Олио находился в длинном темном помещении, заполненном тысячей коек, и на каждой койке лежал ребенок. Он посмотрел на первую — сыпь молочницы. Девочка лежала с полуоткрытыми глазами, и зрачки у нее настолько расширились, что почти вовсе не проглядывало белков; она втягивала воздух в легкие короткими тяжелыми вдохами, словно больная собака. Олио положил правую руку на лоб девочки, а левой рукой крепко сжал Ключ Сердца. Он почувствовал мягкое прикосновение мага к своему плечу, и сила хлынула через ключ в его тело, а затем в тело девочки. Сыпь испарилась, глаза закрылись, дыхание сделалось ровным, когда она погрузилась в глубокий целительный сон.
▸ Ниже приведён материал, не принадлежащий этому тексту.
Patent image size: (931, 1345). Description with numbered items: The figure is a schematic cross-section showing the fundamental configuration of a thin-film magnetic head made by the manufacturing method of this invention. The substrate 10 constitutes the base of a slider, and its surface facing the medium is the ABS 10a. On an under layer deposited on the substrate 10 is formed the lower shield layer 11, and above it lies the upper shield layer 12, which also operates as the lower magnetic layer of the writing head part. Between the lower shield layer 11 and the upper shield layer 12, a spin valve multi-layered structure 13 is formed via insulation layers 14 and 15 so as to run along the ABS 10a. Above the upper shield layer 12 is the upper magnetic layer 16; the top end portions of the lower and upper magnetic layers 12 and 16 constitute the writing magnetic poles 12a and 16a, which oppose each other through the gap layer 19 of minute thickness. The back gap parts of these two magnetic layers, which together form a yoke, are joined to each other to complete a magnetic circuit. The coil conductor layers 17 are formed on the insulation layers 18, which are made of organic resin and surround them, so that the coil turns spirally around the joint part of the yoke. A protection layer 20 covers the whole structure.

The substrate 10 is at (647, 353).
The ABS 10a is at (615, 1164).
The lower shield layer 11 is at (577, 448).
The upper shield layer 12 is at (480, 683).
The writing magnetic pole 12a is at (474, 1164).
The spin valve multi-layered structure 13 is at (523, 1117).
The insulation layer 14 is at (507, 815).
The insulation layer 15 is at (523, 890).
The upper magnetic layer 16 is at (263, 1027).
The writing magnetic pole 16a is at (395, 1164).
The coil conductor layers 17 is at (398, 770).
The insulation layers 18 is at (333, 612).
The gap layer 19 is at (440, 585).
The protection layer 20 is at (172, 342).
В груди у Олио появилась дыра — маленькая, словно заостренный кончик пера, но он видел прямо сквозь нее. С соседней койки раздался стон. На ней метался мальчик, расчесывая обезображивающие его лицо и руки нарывы. Олио возложил правую руку на один из нарывов; через него снова хлынула сила. Нарывы растворились, мальчик глубоко вздохнул и улыбнулся ему. Олио улыбнулся в ответ, а затем заметил, что дыра у него в груди стала шире.
Крик боли со следующей койки. Олио увидел еще одного мальчика, весь торс которого изрезали ожоги, а кожа сделалась черно-красной. Олио исцелил его. Дыра в груди расширилась, став величиной с древко копья.
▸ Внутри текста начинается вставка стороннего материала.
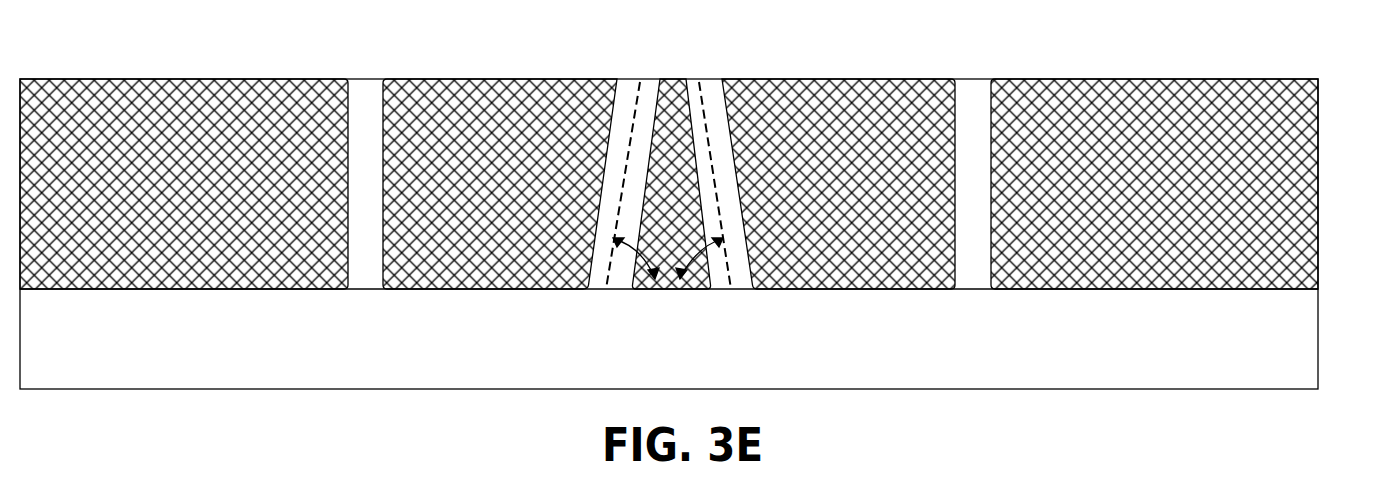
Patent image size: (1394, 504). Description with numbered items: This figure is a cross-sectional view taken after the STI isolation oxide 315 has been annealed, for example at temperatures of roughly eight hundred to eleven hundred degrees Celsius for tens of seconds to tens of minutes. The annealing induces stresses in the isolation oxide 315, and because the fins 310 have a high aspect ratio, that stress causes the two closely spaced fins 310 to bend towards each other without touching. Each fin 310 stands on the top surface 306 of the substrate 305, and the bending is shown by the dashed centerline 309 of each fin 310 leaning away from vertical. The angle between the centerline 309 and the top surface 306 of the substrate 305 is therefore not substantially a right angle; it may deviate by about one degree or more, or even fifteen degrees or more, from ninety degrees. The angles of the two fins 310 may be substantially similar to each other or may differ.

The substrate 305 is at (1307, 344).
The top surface of substrate 306 is at (1276, 283).
The isolation oxide 315 is at (1309, 141).
The fin 310 is at (731, 80).
The centerline of the fin 309 is at (625, 127).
Теперь все помещение наполнилось стенаниями страдающих детей. Они хлестали по нему, словно волны бушующего моря.
— Иду, иду, — успокоил он. — Дайте мне время.
Он переходил от койки к койке, исцеляя всех детей подряд, а дыра у него в груди сделалась настолько большой, что перерезала его пополам, вся ее окружность теперь уже была не видна. Олио совершенно вымотался, но дети все еще нуждались в нем.
Он все шел и шел вдоль коек, леча больных, и все это время его медленно разъедало — до тех пор, пока он, добравшись наконец до конца, не увидел, что правая рука у него замерцала, сделалась полупрозрачной, а затем вообще исчезла.
Он посмотрел на последнюю койку. На ней лежал Линан, маленький Линан, с белым и раздувшимся от пребывания в морской воде телом, с выеденными глазами, с губами, от которых остались лишь обрывки кожи.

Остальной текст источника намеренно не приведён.